This August, NW HERON and IREACH team members were fortunate to have the rare opportunity – mid-pandemic – to attend and present findings at the 23rd Annual National Indian Council on Aging (NICOA) Conference in Reno. Safely vaccinated, masked, and distanced, the team was able to immerse themselves in the greater community, sharing and connecting around the topic of aging in Indian Country.
In partnership with NICOA, the team collected data exploring barriers and facilitators to Native participation in Alzheimer’s disease research. This project is led by NW HERON Director Patrik Johansson, MD, MPH, Associate Professor in the Elson S. Floyd College of Medicine’s Department of Medical Education at Washington State University, in association with the Native Research and Resource Core of the University of Washington’s Alzheimer’s Disease Research Center (ADRC).
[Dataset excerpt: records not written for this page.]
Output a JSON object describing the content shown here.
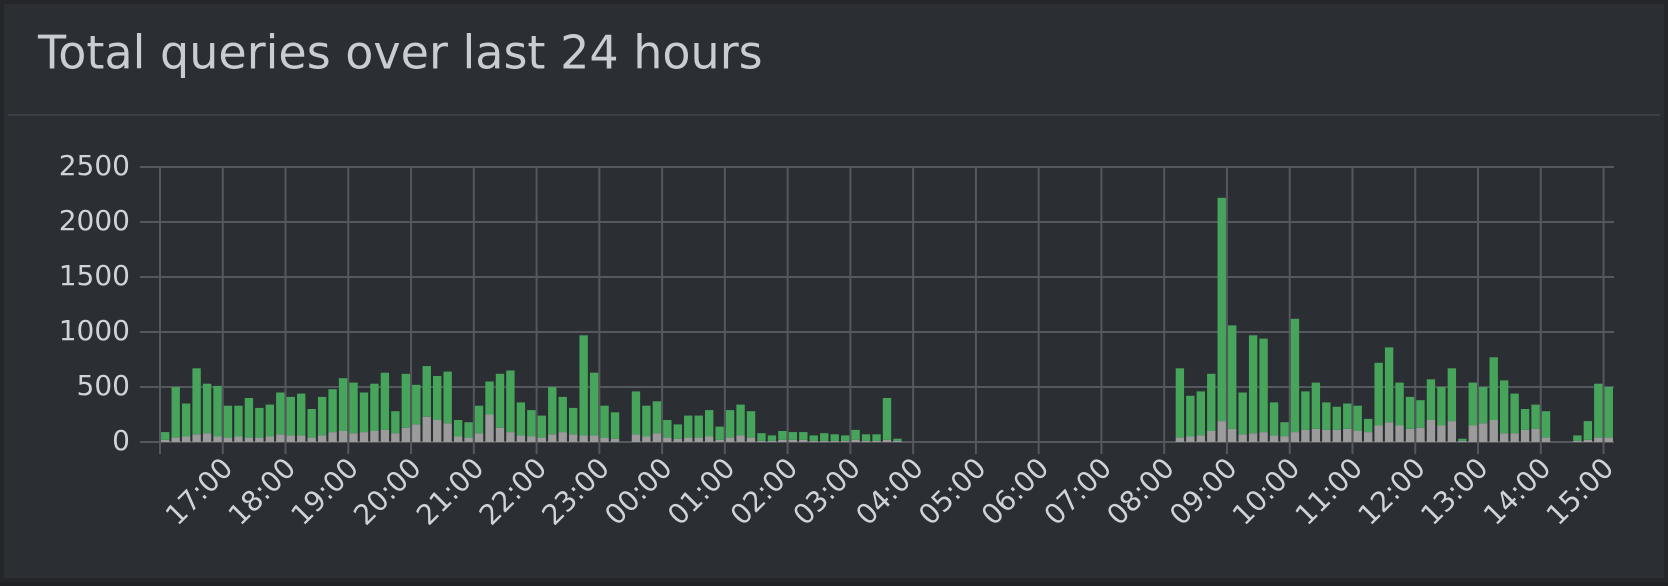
{
  "chart_data": {
    "type": "bar",
    "title": "Total queries over last 24 hours",
    "stacked": true,
    "grid": true,
    "categories": [
      null,
      null,
      null,
      null,
      null,
      null,
      "17:00",
      null,
      null,
      null,
      null,
      null,
      "18:00",
      null,
      null,
      null,
      null,
      null,
      "19:00",
      null,
      null,
      null,
      null,
      null,
      "20:00",
      null,
      null,
      null,
      null,
      null,
      "21:00",
      null,
      null,
      null,
      null,
      null,
      "22:00",
      null,
      null,
      null,
      null,
      null,
      "23:00",
      null,
      null,
      null,
      null,
      null,
      "00:00",
      null,
      null,
      null,
      null,
      null,
      "01:00",
      null,
      null,
      null,
      null,
      null,
      "02:00",
      null,
      null,
      null,
      null,
      null,
      "03:00",
      null,
      null,
      null,
      null,
      null,
      "04:00",
      null,
      null,
      null,
      null,
      null,
      "05:00",
      null,
      null,
      null,
      null,
      null,
      "06:00",
      null,
      null,
      null,
      null,
      null,
      "07:00",
      null,
      null,
      null,
      null,
      null,
      "08:00",
      null,
      null,
      null,
      null,
      null,
      "09:00",
      null,
      null,
      null,
      null,
      null,
      "10:00",
      null,
      null,
      null,
      null,
      null,
      "11:00",
      null,
      null,
      null,
      null,
      null,
      "12:00",
      null,
      null,
      null,
      null,
      null,
      "13:00",
      null,
      null,
      null,
      null,
      null,
      "14:00",
      null,
      null,
      null,
      null,
      null,
      "15:00"
    ],
    "series": [
      {
        "color": "#9b9b9b",
        "values": [
          20,
          40,
          50,
          70,
          80,
          50,
          40,
          50,
          40,
          40,
          50,
          70,
          60,
          60,
          40,
          60,
          90,
          100,
          80,
          90,
          100,
          110,
          80,
          130,
          160,
          230,
          200,
          170,
          50,
          40,
          80,
          250,
          130,
          90,
          60,
          50,
          40,
          70,
          90,
          70,
          60,
          60,
          40,
          30,
          0,
          70,
          50,
          80,
          40,
          30,
          40,
          40,
          50,
          20,
          40,
          60,
          40,
          10,
          10,
          20,
          20,
          20,
          10,
          10,
          10,
          10,
          20,
          10,
          10,
          20,
          10,
          0,
          0,
          0,
          0,
          0,
          0,
          0,
          0,
          0,
          0,
          0,
          0,
          0,
          0,
          0,
          0,
          0,
          0,
          0,
          0,
          0,
          0,
          0,
          0,
          0,
          0,
          40,
          50,
          60,
          100,
          190,
          120,
          70,
          80,
          90,
          60,
          50,
          90,
          110,
          120,
          110,
          110,
          120,
          100,
          90,
          150,
          180,
          150,
          120,
          130,
          200,
          150,
          190,
          10,
          150,
          170,
          200,
          80,
          80,
          110,
          120,
          40,
          0,
          0,
          10,
          20,
          40,
          40
        ]
      },
      {
        "color": "#46a55b",
        "values": [
          70,
          460,
          300,
          600,
          450,
          460,
          290,
          280,
          360,
          270,
          290,
          380,
          350,
          380,
          260,
          350,
          390,
          480,
          460,
          360,
          430,
          520,
          200,
          490,
          360,
          460,
          400,
          470,
          150,
          140,
          250,
          300,
          490,
          560,
          300,
          240,
          200,
          430,
          320,
          240,
          910,
          570,
          290,
          240,
          0,
          390,
          280,
          290,
          160,
          130,
          200,
          200,
          240,
          120,
          250,
          280,
          240,
          70,
          50,
          80,
          70,
          70,
          50,
          70,
          60,
          50,
          90,
          60,
          60,
          380,
          20,
          0,
          0,
          0,
          0,
          0,
          0,
          0,
          0,
          0,
          0,
          0,
          0,
          0,
          0,
          0,
          0,
          0,
          0,
          0,
          0,
          0,
          0,
          0,
          0,
          0,
          0,
          630,
          370,
          400,
          520,
          2030,
          940,
          380,
          890,
          850,
          300,
          130,
          1030,
          350,
          420,
          250,
          210,
          230,
          230,
          120,
          570,
          680,
          390,
          290,
          250,
          370,
          350,
          480,
          20,
          390,
          330,
          570,
          480,
          360,
          190,
          220,
          240,
          0,
          0,
          50,
          170,
          490,
          460
        ]
      }
    ],
    "ylim": [
      0,
      2500
    ],
    "yticks": [
      0,
      500,
      1000,
      1500,
      2000,
      2500
    ]
  }
}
To engage Tribal conference participants, the NW HERON team manned a booth, hosted a lunch for Elders from Washington state who attended the conference, and held 8 separate listening sessions. Preliminary themes that emerged from the Alzheimer’s disease sessions include the importance of allowing participants to select among research activities (which can entail MRI, blood and saliva tests, and lumbar puncture), honoring the belief that no body part should exist beyond death, promoting community-based education to raise dementia awareness, and educating researchers about traditional medicine and prayer practices used to complement Western medicine.
In addition to conducting and presenting research on cognitive impairment, the team also collected data on lung cancer screening and on COVID-19’s impact on Tribal elders; assisted Cole Allick – PhD student in Indigenous studies and member of NW HERON – in gathering data for his dissertation project; and presented at a youth panel discussion.
The NW HERON team is incredibly grateful they were able to attend the conference in person and returned with a renewed sense of purpose and energy. Being immersed in the community served as a great reminder as to why we do what we do!